These two small Caribbean islands are famous for their laid-back vibe, beautiful beaches, and unique culture. Providencia is arguably prettier – and certainly less touristy – than its larger neighbour, but both offer excellent diving and snorkeling at a range of different levels. Snorkelers will love encountering wild stingrays in the shallow waters of the Caribbean, while divers can opt to explore a range of wall, reef, and cave dives. The islands belong to the third-largest coral reef in the world, and their waters have been declared a Biosphere Reserve by UNESCO, meaning that there is no shortage of incredible and diverse marine life, including sharks, rays, and turtles.
The isolated rocky island of Malpelo in the waters of the Colombian Pacific is the Holy Grail of Colombian diving – it can only be reached on a live-aboard dive vessel, as it lies 311 miles (500 kilometers) to the west of the Colombian mainland. However, for hardcore diving enthusiasts there is surely no better place in Colombia to discover the remarkable marine life of the Pacific – the shark population is unique, and divers regularly encounter groups of up to 500 hammerhead sharks, as well as silky sharks, and rare and enigmatic sand tooth tiger sharks. Malpelo isn’t easy or cheap to visit, but it’s definitely a once-in-a-lifetime diving experience.
The Colombian Pacific’s other great diving site, Gorgona Island, was once an isolated prison island. It takes its name from the thousands of snakes that are to be found in its jungles. It is also home to an underwater paradise. Between August and October, humpback whales pass by Gorgona and are often encountered on dives. It is also the only place in Colombia where whale sharks – the planet’s largest fish – can be seen on dive trips. Throw in sea turtles, reef sharks, and hammerhead sharks, and you have a recipe for some of best diving on the continent.
This small, sheltered bay in Tayrona National Park is the polar opposite of Malpelo or Gorgona: you won’t find any giant sharks or high-level dives here.
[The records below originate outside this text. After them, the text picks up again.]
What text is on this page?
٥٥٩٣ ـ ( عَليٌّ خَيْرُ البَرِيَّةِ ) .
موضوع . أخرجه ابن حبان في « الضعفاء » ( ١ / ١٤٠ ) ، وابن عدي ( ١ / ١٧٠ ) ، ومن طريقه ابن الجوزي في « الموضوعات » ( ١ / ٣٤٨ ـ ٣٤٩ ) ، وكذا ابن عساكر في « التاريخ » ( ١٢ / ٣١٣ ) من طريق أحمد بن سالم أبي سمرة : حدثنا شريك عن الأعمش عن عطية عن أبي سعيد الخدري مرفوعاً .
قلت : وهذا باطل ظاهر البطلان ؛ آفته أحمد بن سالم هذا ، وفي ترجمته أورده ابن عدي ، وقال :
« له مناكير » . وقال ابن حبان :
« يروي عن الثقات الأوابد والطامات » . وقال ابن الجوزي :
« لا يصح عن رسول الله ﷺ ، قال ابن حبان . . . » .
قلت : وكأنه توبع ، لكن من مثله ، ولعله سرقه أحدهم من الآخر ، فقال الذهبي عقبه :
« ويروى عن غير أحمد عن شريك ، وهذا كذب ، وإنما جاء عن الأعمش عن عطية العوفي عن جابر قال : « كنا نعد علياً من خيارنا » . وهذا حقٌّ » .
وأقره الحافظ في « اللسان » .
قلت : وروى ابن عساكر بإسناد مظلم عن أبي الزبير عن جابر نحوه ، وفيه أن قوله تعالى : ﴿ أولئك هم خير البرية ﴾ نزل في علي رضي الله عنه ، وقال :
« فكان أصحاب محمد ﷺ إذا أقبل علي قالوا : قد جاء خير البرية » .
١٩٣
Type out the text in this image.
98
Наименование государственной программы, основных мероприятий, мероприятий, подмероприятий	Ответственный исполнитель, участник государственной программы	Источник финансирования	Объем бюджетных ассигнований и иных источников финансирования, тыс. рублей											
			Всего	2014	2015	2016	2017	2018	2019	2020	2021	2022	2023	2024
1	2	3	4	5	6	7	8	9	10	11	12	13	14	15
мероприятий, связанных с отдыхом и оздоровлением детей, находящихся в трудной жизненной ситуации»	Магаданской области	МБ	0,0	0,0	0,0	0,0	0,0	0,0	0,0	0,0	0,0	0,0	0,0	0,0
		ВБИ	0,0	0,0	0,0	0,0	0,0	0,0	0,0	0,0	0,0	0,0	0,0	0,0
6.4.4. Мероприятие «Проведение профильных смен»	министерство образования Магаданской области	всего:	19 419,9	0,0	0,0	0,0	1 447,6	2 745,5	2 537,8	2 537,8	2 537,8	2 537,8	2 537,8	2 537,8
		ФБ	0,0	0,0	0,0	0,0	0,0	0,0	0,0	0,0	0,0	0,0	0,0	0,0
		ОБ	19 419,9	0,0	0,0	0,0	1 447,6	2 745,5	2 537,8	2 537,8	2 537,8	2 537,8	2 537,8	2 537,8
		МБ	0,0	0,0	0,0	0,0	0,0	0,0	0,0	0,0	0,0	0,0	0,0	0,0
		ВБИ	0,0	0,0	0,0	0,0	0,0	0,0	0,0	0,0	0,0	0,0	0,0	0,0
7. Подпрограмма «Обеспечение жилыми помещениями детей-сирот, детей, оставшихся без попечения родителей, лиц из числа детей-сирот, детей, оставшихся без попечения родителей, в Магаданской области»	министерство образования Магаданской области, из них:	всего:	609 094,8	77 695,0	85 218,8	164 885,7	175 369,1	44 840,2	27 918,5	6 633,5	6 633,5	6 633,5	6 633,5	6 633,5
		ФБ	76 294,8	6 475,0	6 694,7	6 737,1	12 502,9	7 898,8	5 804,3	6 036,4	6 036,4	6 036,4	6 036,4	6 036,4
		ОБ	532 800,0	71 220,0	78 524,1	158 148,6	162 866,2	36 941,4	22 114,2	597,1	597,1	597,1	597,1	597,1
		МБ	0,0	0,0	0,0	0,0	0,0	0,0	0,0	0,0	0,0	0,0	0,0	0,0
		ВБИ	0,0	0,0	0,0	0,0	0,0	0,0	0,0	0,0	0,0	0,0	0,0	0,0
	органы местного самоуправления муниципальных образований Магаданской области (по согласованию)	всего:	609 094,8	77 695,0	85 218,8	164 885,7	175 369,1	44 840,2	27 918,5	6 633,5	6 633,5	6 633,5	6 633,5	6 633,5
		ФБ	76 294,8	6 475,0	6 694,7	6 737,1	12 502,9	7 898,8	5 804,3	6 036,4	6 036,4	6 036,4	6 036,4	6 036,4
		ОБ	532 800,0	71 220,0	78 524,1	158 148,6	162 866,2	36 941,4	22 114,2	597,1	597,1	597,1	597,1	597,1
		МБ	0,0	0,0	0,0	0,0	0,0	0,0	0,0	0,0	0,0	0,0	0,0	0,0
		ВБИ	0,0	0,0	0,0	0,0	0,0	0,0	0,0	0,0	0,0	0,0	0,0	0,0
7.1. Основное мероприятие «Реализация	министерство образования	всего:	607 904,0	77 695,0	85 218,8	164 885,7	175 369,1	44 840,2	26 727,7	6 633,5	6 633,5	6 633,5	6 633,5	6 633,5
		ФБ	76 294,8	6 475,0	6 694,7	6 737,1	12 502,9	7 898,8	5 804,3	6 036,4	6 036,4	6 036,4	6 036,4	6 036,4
Instead, the lovely Piscina beach is the ideal place to enjoy snorkeling in Colombia, with calm, warm waters and abundant aquatic life. It’s the perfect spot to enjoy snorkeling with children, or for anyone unqualified to dive. You’re unlikely to come across anything truly breathtaking, but lucky snorkelers occasionally spot turtles, and the lovely and colourful tropical fish make La Piscina a pleasant spot to snorkel in Tayrona.
These two small seafront settlements on the Caribbean border with Panama both offer some of the best diving in the Colombian Caribbean, with water so warm that there’s no need for a wetsuit, and visibility of 65–100 feet (20–30 meters) for most of the year. There are around 30 different dive sites in the area, and several recommended dive companies operating in the towns. The really unique factor of diving in Capurgana and Sapzurro is how pristine and undisturbed the reefs are, allowing divers to observe large numbers of tropical fish, nurse sharks, hawksbill turtles, and much more. Snorkelers will also enjoy beautiful visibility and lovely fish just a few feet from the shore.
Diving in Taganga might not be a patch on the stunning underwater realms of Malpelo or Gorgona, but it is the number one spot in the country to take a diving course, due to a large number of dive operators in the village and the consequently low prices. A beginner’s diving course costs around $300, making diving in Taganga significantly cheaper than elsewhere in the country. Most of the dives take place in the waters of nearby Tayrona Park – because of the cooler currents, a wetsuit is advisable – where divers can encounter lovely colorful corals, as well as barracudas and moray eels. Truly lucky travelers can also enjoy sightings of sea turtles and dolphins.
A wildcard entry on this list, diving in Lake Tota – the largest lake in Colombia – isn’t something most people have heard of, let alone thought of doing for themselves. However, the chance to enjoy some unique high-altitude diving in a cold Andean lake is practically unique in South America. As the lake allows for only fairly shallow dives, Tota is a great place for beginners, or for those desperate to get a dive under their belts but without the time to venture out to the coast. There isn’t as much to see during a dive in Tota, but the visibility is a surprisingly good: 30–70 feet (10–20 meters) at times, and the unique experience makes this spot worthy of a place on this list.